Tüm bunları aşmak için de uzun bir gözlem yoluyla kendinizi dinelmeniz, tanımanız ve iç görü kazanmanız gerekir. Daha da önemlisi bu olumsuz duygularla eşinizi suçlamadan yüzleşmeniz gerekir. Bunları yaparsanız eşinizle yakın bir iletişime geçmeniz çok daha kolay olacaktır.

Eşinizi, ailesini ve kültürünü iyi tanıyın

Evlilikte eşlerin arasının açılmasına, gönül bağlarının bozulmasına neden olan bir diğer önemli etken de, karşı tarafı erkek ya da kadın olarak ve de insan olarak iyi tanımamaktan kaynaklanan hatalar, yanlış yorumlar ve düşünce çarpıtmalarıdır. Nitekim bazı çiftler 20-30 yıl gibi uzun bir süre evli olmalarına karşın hala birbirlerinin duygularını, düşüncelerini, hassasiyetlerini tam olarak bilmezler.

Bu durum, iki şekilde evlilik ilişkisine zarar verir, gönül bağını zedeler:

Birincisi; eşinin duygularını, hassasiyetlerini bilmediği için onun ihtiyaçlarını ve beklentilerini karşılayamaz ve onda hayal kırıklığı doğurup kendisinden uzaklaşmasına neden olur. Karşı taraf da anlaşılmadığından ve duyguları incindiğinden ve doyurulmadığından dolayı ya ümitsizliğe kapılıp kendi kabuğuna çekilir veya bağları iyice koparır.
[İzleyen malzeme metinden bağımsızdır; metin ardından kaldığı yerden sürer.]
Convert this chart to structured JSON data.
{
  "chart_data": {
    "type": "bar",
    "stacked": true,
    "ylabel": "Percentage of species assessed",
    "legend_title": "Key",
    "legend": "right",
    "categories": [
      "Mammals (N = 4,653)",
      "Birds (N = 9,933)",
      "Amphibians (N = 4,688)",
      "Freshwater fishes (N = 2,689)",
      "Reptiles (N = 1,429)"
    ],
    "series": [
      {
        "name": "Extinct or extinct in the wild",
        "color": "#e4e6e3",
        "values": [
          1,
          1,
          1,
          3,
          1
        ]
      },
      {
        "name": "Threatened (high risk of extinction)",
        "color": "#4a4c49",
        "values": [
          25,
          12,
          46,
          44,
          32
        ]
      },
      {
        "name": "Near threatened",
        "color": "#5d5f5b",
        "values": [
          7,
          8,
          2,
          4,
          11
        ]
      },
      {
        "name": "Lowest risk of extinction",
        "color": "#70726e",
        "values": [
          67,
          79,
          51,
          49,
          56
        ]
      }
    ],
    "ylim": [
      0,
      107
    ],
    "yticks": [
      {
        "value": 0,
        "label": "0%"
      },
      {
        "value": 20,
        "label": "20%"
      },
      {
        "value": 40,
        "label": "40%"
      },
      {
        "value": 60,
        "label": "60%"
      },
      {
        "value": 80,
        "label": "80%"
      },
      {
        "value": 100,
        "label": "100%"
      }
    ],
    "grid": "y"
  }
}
Yaratılışı gereği ailesini himaye etmekle görevli olan erkek, kendisine başarılı, güçlü ve yeterli duygularını veren kadının yanında kendisini iyi hisseder. Bunun tersi olan sürekli şikayet edilen, takdir edilmeyen, evi idare etmede yeterli görülmeyen, kendisine Kuran’ın tabiriyle kavvam gibi davranılmayan erkek kendisini kötü hisseder. Sonuçta ya annesine kaçar ya kendi içine sığınır veya ev dışında başka eylemlere başvurur. Örneğin işkolik olur, arkadaşlarına takılır, haram ve riskli olan bağımlılıklara yönelebilir. Bundan dolayı erkek; eşi ve diğer aile üyeleri için yaptığı şeylerden dolayı takdir edilmeli, iyi bir eş ve iyi bir baba olduğu vurgulanmalı. Bazı davranış ve sözlerini değiştirirse daha iyi olacağı sıklıkla dile gelmelidir. Akşam evine geldiğinde, eşi tarafından, güler yüzle, tatlı sözlerle karşılanmalı ve ona iş yoğunluğunu hafifletecek bir ortam sağlanmalıdır. Huzur içinde yemek yedikten sonra çay sohbetinde, ailenin sorunları tonu hafif olan bir sesle sohbet tarzında dile gelmelidir. Bu şekilde karı-koca arasında gönül bağı haliyle güçlenecektir.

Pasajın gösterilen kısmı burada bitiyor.